In de analyses hebben we zes verschillende typen leerdoelen onderscheiden, namelijk communicatie en klassenmanagement, curriculum en instructie, socialisatie in het beroep, technologieën en innovaties, extra-curriculaire taken, en leren over de leraar als professional. De meeste leerdoelen werden geformuleerd over curriculum en instructie. Daarom hebben we subcategorieën van curriculum en instructie onderscheiden: instructiestrategieën, het leerproces van leerlingen, curriculum ontwikkeling, toetsing en assessment, en vakkennis. Als we kijken naar de inhoud van de leerdoelen in relatie tot jaren ervaring, dan valt op dat leraren in de beginfase van hun loopbaan (inductiefase) leerdoelen formuleren over klassenmanagement, curriculum en instructie, en zichzelf als professional.
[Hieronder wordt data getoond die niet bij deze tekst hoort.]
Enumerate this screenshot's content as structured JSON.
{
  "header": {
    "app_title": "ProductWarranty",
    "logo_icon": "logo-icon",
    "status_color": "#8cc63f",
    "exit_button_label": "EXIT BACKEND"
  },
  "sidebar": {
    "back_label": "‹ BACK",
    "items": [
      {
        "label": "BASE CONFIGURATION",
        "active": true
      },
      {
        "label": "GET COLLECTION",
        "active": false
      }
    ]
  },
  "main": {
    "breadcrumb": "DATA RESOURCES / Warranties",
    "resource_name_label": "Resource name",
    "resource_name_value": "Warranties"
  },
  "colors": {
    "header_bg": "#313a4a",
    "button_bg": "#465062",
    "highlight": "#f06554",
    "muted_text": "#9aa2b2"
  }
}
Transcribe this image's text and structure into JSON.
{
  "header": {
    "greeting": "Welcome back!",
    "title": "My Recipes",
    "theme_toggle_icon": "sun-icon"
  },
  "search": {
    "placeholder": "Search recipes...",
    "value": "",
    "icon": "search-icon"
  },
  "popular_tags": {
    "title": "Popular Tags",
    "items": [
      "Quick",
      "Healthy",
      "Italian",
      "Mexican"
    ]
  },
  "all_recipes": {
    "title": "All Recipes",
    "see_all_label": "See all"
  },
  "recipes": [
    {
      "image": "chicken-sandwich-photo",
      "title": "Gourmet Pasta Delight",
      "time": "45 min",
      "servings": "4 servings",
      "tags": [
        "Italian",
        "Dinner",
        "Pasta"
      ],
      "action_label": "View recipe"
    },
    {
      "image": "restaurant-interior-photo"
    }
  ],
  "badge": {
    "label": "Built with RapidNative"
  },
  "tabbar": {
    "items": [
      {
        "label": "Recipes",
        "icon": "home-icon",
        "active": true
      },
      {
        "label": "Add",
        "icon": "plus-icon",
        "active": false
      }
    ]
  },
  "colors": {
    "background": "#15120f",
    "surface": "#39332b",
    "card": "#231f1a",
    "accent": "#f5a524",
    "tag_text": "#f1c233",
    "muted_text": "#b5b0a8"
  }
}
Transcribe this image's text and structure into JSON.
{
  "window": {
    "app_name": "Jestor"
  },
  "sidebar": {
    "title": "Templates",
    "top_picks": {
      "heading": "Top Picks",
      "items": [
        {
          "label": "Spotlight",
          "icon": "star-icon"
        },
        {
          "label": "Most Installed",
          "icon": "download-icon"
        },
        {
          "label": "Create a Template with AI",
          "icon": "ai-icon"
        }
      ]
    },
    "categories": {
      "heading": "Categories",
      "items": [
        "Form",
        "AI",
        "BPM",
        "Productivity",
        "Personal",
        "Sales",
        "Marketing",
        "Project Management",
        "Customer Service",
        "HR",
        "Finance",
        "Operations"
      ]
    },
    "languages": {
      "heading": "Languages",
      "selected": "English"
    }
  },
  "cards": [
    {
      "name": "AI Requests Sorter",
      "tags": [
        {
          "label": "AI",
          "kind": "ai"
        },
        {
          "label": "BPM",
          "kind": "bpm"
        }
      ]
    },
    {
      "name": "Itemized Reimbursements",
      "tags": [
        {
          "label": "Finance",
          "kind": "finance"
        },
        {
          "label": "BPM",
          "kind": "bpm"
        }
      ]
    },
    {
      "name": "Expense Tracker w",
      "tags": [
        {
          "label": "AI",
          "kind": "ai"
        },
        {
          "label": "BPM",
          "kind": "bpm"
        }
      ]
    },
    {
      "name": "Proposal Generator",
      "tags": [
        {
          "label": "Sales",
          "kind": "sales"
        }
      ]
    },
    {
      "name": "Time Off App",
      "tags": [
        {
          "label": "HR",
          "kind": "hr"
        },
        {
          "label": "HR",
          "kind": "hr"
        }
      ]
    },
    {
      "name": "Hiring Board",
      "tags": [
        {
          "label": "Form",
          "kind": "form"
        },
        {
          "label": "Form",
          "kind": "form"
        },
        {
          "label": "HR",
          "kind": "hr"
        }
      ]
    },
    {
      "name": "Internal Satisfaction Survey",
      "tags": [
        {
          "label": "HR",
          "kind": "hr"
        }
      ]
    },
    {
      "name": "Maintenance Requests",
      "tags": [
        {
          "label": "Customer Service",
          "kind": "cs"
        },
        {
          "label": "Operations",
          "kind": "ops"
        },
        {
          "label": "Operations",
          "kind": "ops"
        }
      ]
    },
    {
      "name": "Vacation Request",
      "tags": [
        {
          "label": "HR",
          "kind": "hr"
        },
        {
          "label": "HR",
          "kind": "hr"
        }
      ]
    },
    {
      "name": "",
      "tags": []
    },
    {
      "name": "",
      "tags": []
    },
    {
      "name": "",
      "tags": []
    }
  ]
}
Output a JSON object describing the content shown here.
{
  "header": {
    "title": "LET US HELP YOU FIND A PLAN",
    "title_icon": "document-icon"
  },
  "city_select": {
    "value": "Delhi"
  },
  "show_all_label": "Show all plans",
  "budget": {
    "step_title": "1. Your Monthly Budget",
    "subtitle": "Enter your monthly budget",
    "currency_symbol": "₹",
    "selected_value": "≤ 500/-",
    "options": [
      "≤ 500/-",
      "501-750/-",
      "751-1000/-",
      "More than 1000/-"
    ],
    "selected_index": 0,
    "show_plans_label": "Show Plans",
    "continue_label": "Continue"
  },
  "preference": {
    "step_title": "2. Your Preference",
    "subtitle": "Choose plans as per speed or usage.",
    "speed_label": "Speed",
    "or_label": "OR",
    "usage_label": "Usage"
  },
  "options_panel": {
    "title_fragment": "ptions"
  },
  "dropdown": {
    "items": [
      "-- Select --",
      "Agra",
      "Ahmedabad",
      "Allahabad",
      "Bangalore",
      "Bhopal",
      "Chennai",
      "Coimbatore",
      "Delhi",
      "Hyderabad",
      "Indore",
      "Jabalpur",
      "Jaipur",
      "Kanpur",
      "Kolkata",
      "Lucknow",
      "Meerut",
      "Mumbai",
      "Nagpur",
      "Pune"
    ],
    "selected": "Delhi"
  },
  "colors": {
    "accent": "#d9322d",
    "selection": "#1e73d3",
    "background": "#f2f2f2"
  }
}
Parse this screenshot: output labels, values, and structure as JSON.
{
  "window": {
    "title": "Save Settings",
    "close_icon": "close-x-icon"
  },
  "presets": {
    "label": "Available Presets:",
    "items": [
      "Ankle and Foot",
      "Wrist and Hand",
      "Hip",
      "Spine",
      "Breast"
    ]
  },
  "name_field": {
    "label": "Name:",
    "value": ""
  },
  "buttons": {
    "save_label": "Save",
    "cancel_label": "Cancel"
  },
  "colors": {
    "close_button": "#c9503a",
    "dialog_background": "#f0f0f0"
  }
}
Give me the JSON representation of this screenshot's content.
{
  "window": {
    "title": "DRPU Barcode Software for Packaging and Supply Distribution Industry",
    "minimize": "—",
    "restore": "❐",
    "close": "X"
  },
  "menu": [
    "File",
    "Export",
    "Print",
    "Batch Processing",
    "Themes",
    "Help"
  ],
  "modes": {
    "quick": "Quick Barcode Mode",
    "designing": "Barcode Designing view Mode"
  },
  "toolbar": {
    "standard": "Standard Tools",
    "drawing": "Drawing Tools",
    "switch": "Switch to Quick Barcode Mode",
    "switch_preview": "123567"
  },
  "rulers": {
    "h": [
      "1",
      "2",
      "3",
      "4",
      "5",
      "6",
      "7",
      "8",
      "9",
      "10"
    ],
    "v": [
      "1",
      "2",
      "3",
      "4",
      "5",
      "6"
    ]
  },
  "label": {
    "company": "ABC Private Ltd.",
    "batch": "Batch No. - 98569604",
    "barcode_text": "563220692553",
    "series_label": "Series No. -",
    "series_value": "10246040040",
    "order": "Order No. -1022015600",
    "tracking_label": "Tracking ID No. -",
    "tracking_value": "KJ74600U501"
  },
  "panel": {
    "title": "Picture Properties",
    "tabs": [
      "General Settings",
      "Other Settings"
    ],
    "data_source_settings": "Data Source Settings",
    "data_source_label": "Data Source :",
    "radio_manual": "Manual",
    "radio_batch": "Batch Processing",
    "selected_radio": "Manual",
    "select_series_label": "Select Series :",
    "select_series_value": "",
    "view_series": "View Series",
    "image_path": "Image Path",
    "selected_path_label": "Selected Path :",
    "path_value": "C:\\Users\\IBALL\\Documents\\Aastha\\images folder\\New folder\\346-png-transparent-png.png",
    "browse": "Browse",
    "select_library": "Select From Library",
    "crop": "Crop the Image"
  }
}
Meer ervaren leraren (meer dan 7 jaar ervaring) formuleerden ‘bredere’ leerdoelen die niet alleen op effectief lesgeven waren gericht, maar ook op extra-curriculaire taken (bijvoorbeeld coach van beginnende leraren) en technologische innovaties in de school. De leraren in de laatste fasen van hun loopbaan (meer dan 20 jaar ervaring) formuleerden minder leerdoelen. De leerdoelen die deze groep leraren noemden waren minder vaak gericht op het primaire proces en meer gericht op technologische innovaties in de school.

In Hoofdstuk 3 staat de tweede onderzoeksvraag centraal. In Hoofdstuk 2 hebben we

de leerdoelen van leraren in verband gebracht met aantal jaren leservaring, en in dit hoofdstuk zijn we een stap verder gegaan. We hebben geprobeerd om met behulp van werkfasenmodellen de oorsprong van leerdoelen van individuele leraren beter te kunnen duiden.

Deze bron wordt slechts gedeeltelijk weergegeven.